Wie geht es weiter? Immer mehr Unternehmen wollen die Preise erhöhen, insbesondere weil ihre Lieferanten mehr verlangen, ergab eine Umfrage des Ifo-Instituts. Die Bundesbank schätzt, die Inflationsrate könne Ende dieses Jahres „vorübergehend vier Prozent erreichen“, „bevor zu Beginn des nächsten Jahres eine merkliche Normalisierung einsetzt“. Denn dann läuft manches wie der „Basiseffekt“ durch die Mehrwertsenkung 2020 aus. Wenn viele Corona-Restriktionen wegfallen, könnte die Nachfrage nach Reisen steigen, etwa für Flugtickets oder Hotels, und damit die Preise.

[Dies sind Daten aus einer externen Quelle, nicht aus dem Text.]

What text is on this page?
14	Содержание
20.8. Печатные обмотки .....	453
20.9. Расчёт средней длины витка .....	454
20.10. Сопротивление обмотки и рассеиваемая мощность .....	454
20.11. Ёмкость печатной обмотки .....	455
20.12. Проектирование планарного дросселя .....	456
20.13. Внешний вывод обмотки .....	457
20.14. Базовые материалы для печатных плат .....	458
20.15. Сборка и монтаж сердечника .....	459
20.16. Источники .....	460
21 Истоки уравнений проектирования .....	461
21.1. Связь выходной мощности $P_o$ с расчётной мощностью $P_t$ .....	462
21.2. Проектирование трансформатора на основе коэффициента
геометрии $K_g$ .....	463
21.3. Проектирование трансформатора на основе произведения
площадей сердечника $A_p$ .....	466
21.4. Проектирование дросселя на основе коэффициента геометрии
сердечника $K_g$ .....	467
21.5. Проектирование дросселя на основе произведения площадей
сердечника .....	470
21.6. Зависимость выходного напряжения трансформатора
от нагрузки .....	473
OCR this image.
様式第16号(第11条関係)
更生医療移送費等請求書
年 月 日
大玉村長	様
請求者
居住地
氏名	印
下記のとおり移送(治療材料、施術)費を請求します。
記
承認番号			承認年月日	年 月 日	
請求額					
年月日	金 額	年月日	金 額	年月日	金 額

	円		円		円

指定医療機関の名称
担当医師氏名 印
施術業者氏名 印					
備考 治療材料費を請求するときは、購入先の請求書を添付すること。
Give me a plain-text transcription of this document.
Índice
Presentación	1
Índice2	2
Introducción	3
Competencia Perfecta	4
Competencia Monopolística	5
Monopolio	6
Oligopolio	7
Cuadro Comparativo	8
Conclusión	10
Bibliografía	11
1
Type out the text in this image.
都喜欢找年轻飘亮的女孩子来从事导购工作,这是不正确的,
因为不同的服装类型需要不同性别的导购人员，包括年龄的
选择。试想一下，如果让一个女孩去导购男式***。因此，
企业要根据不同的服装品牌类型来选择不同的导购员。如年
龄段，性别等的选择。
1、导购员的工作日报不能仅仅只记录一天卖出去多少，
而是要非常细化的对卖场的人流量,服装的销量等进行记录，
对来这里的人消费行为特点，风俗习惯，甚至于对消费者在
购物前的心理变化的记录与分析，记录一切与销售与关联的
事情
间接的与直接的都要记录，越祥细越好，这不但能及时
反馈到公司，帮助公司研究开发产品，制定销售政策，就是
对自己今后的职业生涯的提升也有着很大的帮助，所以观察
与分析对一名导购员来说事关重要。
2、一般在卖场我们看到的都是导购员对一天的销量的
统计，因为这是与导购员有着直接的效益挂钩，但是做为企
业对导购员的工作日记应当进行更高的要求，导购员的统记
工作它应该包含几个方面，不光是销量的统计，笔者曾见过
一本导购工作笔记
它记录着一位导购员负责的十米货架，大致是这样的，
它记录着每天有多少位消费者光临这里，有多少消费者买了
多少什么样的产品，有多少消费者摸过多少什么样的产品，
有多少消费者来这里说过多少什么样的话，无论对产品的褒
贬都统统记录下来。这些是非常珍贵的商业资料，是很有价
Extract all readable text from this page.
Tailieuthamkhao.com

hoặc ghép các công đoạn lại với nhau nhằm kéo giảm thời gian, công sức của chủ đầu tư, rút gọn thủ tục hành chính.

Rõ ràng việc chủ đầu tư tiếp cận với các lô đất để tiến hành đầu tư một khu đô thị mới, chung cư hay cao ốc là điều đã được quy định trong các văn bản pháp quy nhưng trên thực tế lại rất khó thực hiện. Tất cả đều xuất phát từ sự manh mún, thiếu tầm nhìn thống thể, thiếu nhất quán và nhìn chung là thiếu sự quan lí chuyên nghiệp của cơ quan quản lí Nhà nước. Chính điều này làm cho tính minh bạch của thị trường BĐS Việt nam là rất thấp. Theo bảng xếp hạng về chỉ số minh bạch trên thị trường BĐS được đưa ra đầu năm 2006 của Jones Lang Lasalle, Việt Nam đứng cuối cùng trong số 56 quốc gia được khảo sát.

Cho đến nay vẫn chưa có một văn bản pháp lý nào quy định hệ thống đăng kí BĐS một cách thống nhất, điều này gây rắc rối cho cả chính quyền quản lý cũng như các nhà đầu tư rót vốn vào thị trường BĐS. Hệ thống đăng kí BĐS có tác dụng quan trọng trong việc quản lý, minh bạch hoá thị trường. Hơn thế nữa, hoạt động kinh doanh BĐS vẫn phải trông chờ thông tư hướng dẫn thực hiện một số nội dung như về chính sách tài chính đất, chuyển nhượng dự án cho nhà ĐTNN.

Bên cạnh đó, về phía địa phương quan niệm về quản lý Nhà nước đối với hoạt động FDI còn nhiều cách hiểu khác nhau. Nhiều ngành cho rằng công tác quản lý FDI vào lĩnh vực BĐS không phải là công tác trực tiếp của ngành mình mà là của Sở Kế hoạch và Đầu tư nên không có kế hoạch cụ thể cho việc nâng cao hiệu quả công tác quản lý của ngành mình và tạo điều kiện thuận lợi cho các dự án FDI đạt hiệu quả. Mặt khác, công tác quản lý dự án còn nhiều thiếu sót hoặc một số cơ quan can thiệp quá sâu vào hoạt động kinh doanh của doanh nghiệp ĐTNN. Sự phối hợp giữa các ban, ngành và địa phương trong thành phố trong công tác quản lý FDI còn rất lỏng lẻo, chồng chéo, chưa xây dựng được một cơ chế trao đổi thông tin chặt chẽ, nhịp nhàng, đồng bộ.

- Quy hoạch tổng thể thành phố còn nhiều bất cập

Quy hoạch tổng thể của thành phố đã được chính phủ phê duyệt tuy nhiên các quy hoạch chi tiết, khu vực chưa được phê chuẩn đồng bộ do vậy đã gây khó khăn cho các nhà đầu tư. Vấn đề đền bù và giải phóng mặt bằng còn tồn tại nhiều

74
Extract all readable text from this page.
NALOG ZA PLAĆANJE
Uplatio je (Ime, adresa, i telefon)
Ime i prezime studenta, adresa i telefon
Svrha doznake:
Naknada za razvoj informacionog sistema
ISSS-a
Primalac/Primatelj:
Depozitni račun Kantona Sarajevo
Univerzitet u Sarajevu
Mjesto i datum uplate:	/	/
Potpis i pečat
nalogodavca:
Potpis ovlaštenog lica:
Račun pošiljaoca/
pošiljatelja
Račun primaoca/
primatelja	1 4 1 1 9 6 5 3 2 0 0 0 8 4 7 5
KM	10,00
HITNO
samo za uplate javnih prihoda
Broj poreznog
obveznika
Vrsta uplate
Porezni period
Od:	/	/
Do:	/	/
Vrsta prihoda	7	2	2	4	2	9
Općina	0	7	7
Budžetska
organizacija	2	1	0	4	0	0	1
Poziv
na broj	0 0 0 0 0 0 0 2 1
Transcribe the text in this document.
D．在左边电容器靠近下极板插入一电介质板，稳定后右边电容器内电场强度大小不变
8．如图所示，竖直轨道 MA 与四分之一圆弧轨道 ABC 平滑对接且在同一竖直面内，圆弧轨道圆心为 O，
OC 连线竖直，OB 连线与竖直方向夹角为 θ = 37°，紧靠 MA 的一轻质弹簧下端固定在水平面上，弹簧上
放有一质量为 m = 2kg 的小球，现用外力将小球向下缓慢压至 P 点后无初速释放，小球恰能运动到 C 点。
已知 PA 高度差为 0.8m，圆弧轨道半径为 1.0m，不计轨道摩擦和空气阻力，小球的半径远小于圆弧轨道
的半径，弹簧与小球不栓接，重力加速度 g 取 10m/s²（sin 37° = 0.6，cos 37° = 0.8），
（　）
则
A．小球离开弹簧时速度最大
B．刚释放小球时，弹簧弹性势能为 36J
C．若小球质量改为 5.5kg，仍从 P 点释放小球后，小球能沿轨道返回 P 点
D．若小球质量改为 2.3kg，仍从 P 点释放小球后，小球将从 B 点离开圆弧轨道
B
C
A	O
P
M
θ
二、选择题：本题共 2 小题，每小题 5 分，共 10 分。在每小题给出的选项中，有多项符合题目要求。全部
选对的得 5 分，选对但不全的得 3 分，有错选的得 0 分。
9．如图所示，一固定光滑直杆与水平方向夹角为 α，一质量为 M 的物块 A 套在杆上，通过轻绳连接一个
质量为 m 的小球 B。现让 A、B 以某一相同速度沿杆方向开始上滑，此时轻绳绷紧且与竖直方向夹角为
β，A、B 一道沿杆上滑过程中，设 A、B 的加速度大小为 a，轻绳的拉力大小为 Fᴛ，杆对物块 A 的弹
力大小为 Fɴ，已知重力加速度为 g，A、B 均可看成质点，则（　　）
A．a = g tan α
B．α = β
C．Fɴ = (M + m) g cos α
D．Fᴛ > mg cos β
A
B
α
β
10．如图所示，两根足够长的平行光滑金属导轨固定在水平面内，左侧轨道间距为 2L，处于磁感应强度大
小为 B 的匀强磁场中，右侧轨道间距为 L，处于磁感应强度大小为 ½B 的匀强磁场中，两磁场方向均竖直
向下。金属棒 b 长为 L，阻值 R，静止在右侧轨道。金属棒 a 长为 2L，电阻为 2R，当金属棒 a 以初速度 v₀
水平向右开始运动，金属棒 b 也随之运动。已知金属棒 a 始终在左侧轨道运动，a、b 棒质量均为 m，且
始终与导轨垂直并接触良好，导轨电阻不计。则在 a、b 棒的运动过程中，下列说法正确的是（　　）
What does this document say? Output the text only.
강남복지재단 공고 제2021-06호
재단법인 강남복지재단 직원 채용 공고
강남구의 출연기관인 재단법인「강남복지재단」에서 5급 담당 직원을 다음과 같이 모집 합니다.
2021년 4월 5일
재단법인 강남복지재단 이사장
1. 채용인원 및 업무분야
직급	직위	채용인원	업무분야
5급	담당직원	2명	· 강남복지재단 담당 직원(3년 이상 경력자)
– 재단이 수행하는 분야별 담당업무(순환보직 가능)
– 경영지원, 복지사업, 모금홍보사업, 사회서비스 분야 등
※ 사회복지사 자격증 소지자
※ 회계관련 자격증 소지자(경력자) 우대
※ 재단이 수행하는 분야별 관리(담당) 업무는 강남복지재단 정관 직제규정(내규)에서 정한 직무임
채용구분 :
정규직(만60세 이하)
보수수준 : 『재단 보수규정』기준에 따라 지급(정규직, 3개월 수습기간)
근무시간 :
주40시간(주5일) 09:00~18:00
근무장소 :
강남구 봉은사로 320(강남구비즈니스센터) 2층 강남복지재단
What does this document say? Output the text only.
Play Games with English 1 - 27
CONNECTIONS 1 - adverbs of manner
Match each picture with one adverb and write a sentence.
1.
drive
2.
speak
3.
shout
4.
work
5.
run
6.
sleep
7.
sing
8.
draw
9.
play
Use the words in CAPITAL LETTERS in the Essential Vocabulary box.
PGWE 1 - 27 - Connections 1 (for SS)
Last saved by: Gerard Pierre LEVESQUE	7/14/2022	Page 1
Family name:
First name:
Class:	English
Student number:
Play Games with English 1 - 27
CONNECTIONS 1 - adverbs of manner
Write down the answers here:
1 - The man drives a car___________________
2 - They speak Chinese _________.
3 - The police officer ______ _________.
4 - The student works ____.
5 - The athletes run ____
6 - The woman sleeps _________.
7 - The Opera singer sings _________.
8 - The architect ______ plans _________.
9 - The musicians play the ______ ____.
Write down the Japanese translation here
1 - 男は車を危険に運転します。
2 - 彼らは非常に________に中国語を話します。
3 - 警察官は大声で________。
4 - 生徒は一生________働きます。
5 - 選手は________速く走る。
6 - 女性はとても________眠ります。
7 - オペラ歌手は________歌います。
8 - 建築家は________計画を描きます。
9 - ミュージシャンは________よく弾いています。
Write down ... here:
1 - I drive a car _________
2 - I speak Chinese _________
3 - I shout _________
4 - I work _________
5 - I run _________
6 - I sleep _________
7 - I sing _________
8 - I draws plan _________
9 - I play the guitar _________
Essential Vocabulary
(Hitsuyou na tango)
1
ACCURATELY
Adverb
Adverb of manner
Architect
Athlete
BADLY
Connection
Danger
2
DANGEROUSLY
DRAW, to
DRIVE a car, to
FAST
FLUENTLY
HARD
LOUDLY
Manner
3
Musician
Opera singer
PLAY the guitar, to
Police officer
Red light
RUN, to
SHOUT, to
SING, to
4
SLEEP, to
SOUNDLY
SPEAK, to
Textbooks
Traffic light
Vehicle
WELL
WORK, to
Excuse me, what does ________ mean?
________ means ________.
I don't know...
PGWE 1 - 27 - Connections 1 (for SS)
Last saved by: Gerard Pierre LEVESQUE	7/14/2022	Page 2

Für das Gesamtjahr hält der Chef des Instituts der deutschen Wirtschaft (IW), Michael Hüther, mehr als drei Prozent für möglich. Für 2022 rechnet er aber mit einer Normalisierung.
Was macht die EZB? Viele hoffen sehnlichst, dass sie endlich Abschied von den negativen Zinsen nimmt. Danach sieht es aber nicht aus. Es sei nicht zu erkennen, dass die Geldpolitik der EZB die Erholung der Wirtschaft bremst, meint Friedrich Heinemann vom Zentrum für Europäische Wirtschaftsforschung (ZEW). Denn mit Käufen von Staatsanleihen und Niedrigzinsen lasse sich ein Mangel an Mikrochips oder Bauholz nicht bekämpfen. Jetzt wäre es eigentlich an der Zeit, „erste Signale für einen Ausstieg aus den auf Dauer hochgradig problematischen Staatsanleihekäufen“ zu setzen, sagt er. Aber die Befürworter der Niedrigzinspolitik bei der EZB, auch aus den hoch verschuldeten Euro-Staaten, hätten immer noch eine Mehrheit.
Und die US-Notenbank? In den USA ist zwar die Inflationsrate auf über vier Prozent gestiegen. Zudem wurde ein Konjunkturpaket von 1,9 Billionen US-Dollar aufgelegt, was für weiter deutlich steigende Preise spricht. Doch die Fed hält das vorübergehend für akzeptabel, Hauptsache, es gibt wenig Arbeitslose. Sie hat bisher angedeutet, dass sie die Leitzinsen frühestens 2023 erhöhen will.
Sind die Sparer weiter die Dummen? Ja. Zwar sind die langfristigen Zinsen gestiegen, die Rendite zehnjähriger Bundesanleihen von minus 0,6 Prozent auf minus 0,2 Prozent. Das ist noch keine Zinswende. Im Gegenteil: Angesichts des Inflationsschubs verlieren ihre Ersparnisse unterm Strich noch mehr an Wert. Zumindest wenn sie auf risikoarme Anlagen wie Anlagen oder Festgeld setzen.
Die gefühlte Inflation
Steigen die Preise nicht viel stärker, als die amtliche Statistik ausweist? Das ist eine alte Diskussion. Es gibt auch die „gefühlte Inflation“. Denn steigende Preise fallen viel mehr ins Auge als stabile oder gar sinkende. Das beste Beispiel sind Wohnungsmieten, die laut Statistischem Bundesamt recht konstant nur um 1,3 Prozent im Jahr zulegen. Für Aufregung sorgen nur drastische Steigerungen in einzelnen Regionen, nicht dagegen, dass die Mieten häufig unverändert bleiben.
Reiche behaupten, die Inflation sei viel höher, weil die Preise für Immobilien, Kunstwerke und andere Luxusgüter viel stärker steigen. Aber das wird von den Statistikern nicht erfasst.